Là où le SLECG n’a pas réussi à convaincre, le SNE et la FSPE ont rallié une grande majorité d’enseignants autour d’une lecture plus offensive du rapport de force. Ils ont porté la contestation après la signature de l’accord du 2 décembre, démontrant une capacité d’entraînement qui ne relevait plus de la simple contestation symbolique, mais d’une organisation structurée et assumée.
Leur coordination a été décisive pour maintenir la pression sur les autorités. Et lorsque la suspension de la grève a été annoncée, c’est à ces deux structures que la base a principalement attribué cette issue. Elles ont obtenu la reprise du dialogue, mais surtout une reconnaissance implicite de leur légitimité.
Ce faisant, le SNE et la FSPE ne se sont pas seulement imposés comme leaders circonstanciels ; ils ont remplacé le SLECG dans l’imaginaire collectif du corps enseignant. Ce glissement est majeur.
Un rapport de force profondément redessiné
Le mouvement social dans l’éducation repose sur un principe simple : celui qui mobilise parle au nom de la base. En perdant la capacité à mobiliser, le SLECG perd une partie de sa raison d’être. En démontrant l’inverse, le SNE et la FSPE captent l’écoute, le respect et le poids légitime nécessaires pour s’imposer à la table des négociations.

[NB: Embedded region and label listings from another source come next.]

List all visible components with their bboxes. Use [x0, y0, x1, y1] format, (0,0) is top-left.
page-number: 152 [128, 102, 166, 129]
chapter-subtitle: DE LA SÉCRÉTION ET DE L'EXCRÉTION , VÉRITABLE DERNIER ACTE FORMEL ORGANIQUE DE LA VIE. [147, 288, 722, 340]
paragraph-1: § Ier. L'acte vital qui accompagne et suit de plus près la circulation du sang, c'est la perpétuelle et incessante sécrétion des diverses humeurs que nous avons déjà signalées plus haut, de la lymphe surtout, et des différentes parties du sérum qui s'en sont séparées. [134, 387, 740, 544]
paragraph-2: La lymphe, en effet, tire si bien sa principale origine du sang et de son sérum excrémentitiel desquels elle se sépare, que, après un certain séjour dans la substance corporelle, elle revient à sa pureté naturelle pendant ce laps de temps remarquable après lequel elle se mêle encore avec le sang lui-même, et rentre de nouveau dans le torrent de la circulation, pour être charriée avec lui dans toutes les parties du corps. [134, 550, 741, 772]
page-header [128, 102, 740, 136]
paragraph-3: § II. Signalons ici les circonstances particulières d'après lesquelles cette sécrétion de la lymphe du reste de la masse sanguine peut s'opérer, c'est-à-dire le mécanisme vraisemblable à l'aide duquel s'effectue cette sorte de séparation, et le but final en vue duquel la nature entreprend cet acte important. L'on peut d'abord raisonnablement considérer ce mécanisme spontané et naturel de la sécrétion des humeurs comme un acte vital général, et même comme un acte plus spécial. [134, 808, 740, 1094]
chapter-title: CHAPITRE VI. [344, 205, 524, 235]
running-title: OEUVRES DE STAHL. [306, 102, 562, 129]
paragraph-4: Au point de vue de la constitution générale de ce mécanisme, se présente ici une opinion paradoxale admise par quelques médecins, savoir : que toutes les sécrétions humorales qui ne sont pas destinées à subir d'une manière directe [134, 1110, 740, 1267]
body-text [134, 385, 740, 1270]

La situation actuelle illustre ainsi un basculement structurel :
Le SLECG n’est plus l’acteur central, son autorité étant fragilisée par des choix contestés et une stratégie mal perçue.

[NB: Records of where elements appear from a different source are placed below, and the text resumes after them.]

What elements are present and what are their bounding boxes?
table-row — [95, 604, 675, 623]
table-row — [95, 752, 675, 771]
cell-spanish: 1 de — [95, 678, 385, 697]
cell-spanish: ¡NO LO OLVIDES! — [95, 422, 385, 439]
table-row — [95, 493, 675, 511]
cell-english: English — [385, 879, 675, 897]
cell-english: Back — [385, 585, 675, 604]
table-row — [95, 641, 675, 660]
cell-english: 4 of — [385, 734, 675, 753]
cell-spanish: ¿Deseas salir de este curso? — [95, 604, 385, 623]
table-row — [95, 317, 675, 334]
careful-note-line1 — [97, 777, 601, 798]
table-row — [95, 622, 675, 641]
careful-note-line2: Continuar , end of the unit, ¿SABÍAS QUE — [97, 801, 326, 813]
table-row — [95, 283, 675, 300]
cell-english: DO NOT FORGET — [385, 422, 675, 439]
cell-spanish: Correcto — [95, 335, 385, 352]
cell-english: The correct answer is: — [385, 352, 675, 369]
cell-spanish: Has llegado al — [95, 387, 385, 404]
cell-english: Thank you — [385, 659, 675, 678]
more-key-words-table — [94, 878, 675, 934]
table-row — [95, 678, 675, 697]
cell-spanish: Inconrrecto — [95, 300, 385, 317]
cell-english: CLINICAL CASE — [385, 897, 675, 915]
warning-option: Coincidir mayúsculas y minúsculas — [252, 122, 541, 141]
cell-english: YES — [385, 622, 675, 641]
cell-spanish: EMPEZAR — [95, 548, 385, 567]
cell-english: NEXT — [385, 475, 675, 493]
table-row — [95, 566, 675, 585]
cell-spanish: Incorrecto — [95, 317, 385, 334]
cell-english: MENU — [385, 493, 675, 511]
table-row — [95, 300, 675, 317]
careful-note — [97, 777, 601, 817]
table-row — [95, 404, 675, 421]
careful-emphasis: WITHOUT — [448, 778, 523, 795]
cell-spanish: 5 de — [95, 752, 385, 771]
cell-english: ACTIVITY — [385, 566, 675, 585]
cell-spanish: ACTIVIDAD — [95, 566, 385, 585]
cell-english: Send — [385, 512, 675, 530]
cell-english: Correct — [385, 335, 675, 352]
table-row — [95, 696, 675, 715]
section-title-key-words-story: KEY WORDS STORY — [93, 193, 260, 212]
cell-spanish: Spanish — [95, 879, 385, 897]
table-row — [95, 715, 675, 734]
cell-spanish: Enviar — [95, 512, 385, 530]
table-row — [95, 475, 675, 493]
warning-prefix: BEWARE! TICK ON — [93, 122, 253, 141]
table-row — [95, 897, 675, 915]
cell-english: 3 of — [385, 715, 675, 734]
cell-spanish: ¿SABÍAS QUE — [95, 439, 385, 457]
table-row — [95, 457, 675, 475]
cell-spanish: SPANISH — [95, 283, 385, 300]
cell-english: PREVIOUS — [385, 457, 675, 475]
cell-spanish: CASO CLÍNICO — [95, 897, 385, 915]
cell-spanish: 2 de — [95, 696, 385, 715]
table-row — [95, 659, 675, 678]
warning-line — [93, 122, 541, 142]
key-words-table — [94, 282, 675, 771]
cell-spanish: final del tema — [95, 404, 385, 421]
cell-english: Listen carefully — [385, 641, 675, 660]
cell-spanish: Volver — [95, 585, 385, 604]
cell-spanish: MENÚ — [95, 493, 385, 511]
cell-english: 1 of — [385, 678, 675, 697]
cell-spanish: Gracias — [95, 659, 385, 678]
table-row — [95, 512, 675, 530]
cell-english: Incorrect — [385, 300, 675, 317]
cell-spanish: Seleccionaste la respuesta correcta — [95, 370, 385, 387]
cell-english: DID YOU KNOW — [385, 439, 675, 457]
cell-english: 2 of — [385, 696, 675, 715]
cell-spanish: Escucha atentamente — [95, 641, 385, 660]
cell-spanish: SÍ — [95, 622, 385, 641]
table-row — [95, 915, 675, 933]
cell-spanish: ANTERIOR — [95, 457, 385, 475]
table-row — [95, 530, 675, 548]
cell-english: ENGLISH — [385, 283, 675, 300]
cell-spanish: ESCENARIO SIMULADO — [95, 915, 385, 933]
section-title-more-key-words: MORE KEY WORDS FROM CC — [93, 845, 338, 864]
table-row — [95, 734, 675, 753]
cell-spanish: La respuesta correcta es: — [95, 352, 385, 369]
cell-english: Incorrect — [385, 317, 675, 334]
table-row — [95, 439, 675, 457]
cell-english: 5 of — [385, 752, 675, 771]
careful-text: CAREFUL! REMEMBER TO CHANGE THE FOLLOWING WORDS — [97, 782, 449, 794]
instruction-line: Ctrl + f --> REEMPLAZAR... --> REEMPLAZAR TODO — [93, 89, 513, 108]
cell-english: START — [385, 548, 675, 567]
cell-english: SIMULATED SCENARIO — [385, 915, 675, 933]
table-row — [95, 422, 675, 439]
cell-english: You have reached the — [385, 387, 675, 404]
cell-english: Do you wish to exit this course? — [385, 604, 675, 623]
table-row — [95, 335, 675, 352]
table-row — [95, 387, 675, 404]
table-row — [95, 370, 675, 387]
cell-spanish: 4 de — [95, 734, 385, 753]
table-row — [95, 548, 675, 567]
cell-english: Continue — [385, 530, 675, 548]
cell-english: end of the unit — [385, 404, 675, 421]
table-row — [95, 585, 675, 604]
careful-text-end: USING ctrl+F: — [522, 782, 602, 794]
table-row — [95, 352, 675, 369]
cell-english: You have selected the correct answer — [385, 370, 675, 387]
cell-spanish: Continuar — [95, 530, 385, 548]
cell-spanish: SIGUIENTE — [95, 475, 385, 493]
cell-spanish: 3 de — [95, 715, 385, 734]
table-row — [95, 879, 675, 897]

Le SNE et la FSPE forment désormais un bloc syndical crédible, capable d’assumer la fonction de porte-voix majoritaire.
Le gouvernement devra composer avec cette nouvelle réalité, car ignorer les structures qui mobilisent reviendrait à alimenter de nouveaux blocages.
Cette recomposition ne signifie pas la disparition immédiate du SLECG. L’organisation conserve un nom, une histoire, un ancrage. Mais son poids dans les négociations futures dépendra de sa capacité à se réinventer, à renouer avec sa base, à clarifier ses orientations internes.
Une crise révélatrice d’un changement de génération syndicale
Le contraste entre la séquence actuelle et celle de 2018-2019 est aussi révélateur d’un phénomène plus large : une transition générationnelle dans la manière de concevoir l’action syndicale.
Les enseignants d’aujourd’hui, plus connectés, plus informés et plus exigeants, contestent les stratégies perçues comme insuffisamment inclusives ou déconnectées des réalités du terrain.
Le SNE et la FSPE ont compris cette évolution. Le SLECG, pour l’instant, semble l’avoir sous-estimée.
Et maintenant ?
La reprise du dialogue ouvre une nouvelle phase, mais les négociations à venir se dérouleront dans un environnement profondément modifié. Les autorités devront intégrer le rôle prépondérant des deux organisations émergentes, tandis que le SLECG devra regagner sa crédibilité s’il espère peser à nouveau dans la balance.
Au-delà de la suspension du mouvement, la crise aura surtout permis de mesurer l’ampleur d’une recomposition historique : un acteur dominant s’efface, deux nouveaux leaders prennent place, et l’ensemble du secteur éducatif entre dans une ère où le pluralisme syndical s’impose comme la nouvelle norme.